Gottardo Piazzoni. Gottardo Fidele Piazzoni was a Swiss-born American landscape painter, muralist and sculptor of Italian heritage, a key member of the school of Northern California artists in the early 1900s.
   Born in Intragna, Switzerland, Piazzoni moved at the age of 15 to his father's dairy farm in the Carmel Valley. After training with Arthur Frank Mathews at the Mark Hopkins Institute of Art, Piazzoni trained for three years in Paris at the Académie Julian and under Jean-Léon Gérôme.
   He then returned to California to begin his career and set up his own teaching studio.
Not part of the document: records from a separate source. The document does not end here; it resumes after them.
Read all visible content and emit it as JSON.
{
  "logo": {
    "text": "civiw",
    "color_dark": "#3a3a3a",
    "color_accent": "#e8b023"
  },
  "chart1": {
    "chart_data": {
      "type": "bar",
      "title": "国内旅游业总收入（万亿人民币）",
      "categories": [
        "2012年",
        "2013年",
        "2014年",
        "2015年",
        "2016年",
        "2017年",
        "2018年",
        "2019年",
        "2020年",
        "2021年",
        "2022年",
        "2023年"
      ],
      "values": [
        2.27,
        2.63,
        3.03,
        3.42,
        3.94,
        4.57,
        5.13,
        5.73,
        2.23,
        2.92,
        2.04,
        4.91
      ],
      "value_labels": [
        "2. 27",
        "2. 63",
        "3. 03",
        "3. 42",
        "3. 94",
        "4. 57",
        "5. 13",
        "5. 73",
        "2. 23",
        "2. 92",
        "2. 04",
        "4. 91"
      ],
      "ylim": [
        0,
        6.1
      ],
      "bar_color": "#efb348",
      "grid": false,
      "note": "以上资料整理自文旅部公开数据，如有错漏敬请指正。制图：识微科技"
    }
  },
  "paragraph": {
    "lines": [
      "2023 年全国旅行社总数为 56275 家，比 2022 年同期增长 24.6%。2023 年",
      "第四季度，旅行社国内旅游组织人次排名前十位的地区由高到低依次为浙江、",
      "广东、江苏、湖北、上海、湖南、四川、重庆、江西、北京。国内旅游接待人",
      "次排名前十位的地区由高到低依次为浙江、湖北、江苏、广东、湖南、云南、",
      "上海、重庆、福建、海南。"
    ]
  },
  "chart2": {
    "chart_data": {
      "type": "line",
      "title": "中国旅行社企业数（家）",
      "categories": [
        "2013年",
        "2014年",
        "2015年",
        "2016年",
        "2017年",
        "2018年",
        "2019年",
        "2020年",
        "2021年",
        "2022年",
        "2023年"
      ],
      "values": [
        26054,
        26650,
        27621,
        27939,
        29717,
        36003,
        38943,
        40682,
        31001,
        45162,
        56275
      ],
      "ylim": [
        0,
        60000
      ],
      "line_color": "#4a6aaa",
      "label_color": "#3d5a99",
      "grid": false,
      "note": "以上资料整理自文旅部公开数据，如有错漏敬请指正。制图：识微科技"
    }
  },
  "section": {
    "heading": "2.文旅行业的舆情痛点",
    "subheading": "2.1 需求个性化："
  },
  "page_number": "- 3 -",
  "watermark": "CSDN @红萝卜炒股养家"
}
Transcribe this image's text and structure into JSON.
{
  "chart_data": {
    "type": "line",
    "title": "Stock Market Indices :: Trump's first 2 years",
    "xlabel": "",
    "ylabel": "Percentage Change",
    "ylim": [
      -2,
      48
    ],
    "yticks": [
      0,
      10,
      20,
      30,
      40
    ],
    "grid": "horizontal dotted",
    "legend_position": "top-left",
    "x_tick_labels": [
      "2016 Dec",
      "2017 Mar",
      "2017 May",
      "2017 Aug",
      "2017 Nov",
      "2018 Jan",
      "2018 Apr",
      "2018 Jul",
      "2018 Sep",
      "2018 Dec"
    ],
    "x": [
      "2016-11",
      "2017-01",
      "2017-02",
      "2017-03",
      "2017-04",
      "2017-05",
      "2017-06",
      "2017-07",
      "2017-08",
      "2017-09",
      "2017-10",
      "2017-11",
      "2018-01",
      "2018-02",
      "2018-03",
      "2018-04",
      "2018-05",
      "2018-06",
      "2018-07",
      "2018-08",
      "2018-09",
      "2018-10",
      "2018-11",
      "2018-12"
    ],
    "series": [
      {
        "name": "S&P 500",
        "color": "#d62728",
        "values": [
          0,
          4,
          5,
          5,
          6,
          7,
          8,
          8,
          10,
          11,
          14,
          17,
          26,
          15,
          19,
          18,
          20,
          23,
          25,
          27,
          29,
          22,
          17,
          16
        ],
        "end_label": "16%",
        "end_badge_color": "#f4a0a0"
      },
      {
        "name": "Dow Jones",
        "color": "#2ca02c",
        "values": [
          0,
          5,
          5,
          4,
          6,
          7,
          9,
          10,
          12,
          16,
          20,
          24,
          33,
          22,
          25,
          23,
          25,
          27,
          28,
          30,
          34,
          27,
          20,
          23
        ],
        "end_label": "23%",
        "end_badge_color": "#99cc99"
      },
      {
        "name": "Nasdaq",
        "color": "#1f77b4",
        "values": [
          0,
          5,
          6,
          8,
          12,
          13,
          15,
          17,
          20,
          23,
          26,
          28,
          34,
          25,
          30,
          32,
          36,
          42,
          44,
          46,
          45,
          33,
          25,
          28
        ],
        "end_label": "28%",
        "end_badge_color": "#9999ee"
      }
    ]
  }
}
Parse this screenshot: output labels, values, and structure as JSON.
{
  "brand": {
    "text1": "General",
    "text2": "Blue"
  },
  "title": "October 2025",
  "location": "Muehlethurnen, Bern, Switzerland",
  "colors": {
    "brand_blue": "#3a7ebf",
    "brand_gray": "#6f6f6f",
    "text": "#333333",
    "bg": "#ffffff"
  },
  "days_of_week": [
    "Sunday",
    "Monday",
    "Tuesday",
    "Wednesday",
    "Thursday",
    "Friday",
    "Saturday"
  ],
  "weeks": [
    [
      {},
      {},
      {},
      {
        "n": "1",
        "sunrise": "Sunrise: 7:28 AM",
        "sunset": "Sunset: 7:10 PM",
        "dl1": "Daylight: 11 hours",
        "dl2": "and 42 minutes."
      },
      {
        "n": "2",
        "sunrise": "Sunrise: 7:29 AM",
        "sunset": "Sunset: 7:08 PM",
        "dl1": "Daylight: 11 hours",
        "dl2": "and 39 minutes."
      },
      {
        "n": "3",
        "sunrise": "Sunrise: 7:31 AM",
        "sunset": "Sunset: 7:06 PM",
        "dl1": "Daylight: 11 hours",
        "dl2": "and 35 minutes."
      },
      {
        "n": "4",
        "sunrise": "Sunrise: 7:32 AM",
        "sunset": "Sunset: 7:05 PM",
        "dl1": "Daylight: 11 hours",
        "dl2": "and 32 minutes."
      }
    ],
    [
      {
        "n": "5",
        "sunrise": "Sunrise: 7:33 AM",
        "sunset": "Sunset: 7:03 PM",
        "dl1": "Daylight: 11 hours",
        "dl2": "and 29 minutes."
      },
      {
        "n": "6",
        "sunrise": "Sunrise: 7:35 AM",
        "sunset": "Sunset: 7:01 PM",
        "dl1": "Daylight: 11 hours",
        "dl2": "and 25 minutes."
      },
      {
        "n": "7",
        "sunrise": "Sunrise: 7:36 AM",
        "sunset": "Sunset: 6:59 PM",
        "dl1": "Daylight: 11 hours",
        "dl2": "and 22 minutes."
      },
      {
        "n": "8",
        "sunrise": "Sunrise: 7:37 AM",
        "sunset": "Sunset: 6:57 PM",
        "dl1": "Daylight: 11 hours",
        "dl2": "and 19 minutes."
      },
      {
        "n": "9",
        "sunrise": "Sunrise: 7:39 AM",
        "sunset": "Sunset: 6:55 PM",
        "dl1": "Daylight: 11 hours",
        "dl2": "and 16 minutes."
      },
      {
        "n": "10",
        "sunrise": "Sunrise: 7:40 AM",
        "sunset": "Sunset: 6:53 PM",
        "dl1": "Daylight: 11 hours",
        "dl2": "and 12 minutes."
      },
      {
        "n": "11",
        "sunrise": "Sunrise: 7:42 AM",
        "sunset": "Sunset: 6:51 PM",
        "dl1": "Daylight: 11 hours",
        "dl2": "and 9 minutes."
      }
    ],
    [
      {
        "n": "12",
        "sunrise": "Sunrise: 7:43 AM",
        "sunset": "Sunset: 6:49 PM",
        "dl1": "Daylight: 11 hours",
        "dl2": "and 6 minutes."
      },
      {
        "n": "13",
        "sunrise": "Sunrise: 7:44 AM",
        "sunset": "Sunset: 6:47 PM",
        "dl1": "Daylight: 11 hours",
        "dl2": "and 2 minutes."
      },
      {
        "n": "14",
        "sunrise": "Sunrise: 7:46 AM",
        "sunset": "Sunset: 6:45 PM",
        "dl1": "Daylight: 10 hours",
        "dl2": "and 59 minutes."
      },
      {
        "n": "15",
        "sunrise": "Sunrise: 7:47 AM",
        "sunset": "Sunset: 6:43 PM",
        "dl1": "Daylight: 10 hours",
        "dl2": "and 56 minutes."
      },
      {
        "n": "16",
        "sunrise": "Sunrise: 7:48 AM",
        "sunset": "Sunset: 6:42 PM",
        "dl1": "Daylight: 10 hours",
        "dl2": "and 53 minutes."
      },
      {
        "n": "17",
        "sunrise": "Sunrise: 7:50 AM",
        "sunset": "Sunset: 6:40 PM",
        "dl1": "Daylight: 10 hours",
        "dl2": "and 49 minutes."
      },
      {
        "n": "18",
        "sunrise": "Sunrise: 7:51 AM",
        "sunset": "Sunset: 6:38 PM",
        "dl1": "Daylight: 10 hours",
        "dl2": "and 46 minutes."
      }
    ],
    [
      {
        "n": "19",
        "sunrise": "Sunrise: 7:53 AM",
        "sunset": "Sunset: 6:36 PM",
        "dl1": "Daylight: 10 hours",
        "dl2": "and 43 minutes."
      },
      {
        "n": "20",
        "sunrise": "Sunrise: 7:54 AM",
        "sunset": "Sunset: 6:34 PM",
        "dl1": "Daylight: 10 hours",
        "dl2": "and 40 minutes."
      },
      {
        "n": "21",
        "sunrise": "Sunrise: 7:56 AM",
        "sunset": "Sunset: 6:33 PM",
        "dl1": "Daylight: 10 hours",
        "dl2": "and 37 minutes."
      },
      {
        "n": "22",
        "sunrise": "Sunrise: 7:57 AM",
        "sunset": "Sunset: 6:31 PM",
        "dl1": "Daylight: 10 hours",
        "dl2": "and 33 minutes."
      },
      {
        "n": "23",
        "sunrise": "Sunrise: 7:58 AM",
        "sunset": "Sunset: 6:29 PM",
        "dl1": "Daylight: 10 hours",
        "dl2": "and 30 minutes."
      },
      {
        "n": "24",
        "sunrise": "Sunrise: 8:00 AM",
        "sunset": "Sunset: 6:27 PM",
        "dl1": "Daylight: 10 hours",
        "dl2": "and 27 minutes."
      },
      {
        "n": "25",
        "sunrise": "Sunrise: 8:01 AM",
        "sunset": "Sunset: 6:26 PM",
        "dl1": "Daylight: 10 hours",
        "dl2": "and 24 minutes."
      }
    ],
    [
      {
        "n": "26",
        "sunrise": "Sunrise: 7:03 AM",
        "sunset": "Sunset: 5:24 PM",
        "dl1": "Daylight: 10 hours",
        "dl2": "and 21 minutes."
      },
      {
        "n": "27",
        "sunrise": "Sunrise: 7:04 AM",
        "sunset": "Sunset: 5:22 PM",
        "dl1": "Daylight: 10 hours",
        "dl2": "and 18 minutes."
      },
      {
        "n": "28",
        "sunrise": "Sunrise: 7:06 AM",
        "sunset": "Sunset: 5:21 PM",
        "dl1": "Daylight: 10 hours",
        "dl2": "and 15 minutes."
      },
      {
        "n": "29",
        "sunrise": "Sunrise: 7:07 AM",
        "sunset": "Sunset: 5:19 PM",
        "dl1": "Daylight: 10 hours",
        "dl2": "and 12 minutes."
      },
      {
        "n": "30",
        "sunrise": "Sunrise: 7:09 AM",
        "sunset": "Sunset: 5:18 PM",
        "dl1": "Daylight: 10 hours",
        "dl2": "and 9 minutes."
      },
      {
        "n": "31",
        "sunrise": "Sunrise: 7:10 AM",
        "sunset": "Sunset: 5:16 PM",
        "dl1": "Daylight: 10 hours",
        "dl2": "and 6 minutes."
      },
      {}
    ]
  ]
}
Specializing in landscapes in a muted palette, most scholars count Piazzoni among the Tonalists, and was one of the most influential exponents of this style in California.
   He sought out the lighting effects of certain times of day, taking a special interest in full moonrises, the viewing of which became a family ritual. Venturing up a hill, the family would cheer the appearance of the moon.
   Piazzoni knew the exact time for each moonrise and kept precise records. He was able to portray the essential qualities of a scene and achieve a strong mood, using only minimal descriptive details. Piazzoni's best-known public work may be his 14 murals for the former headquarters of the San Francisco Public Library for architect George W. Kelham, ten of them dating from 1932, the other four painted in 1945 and not installed until the 1970s.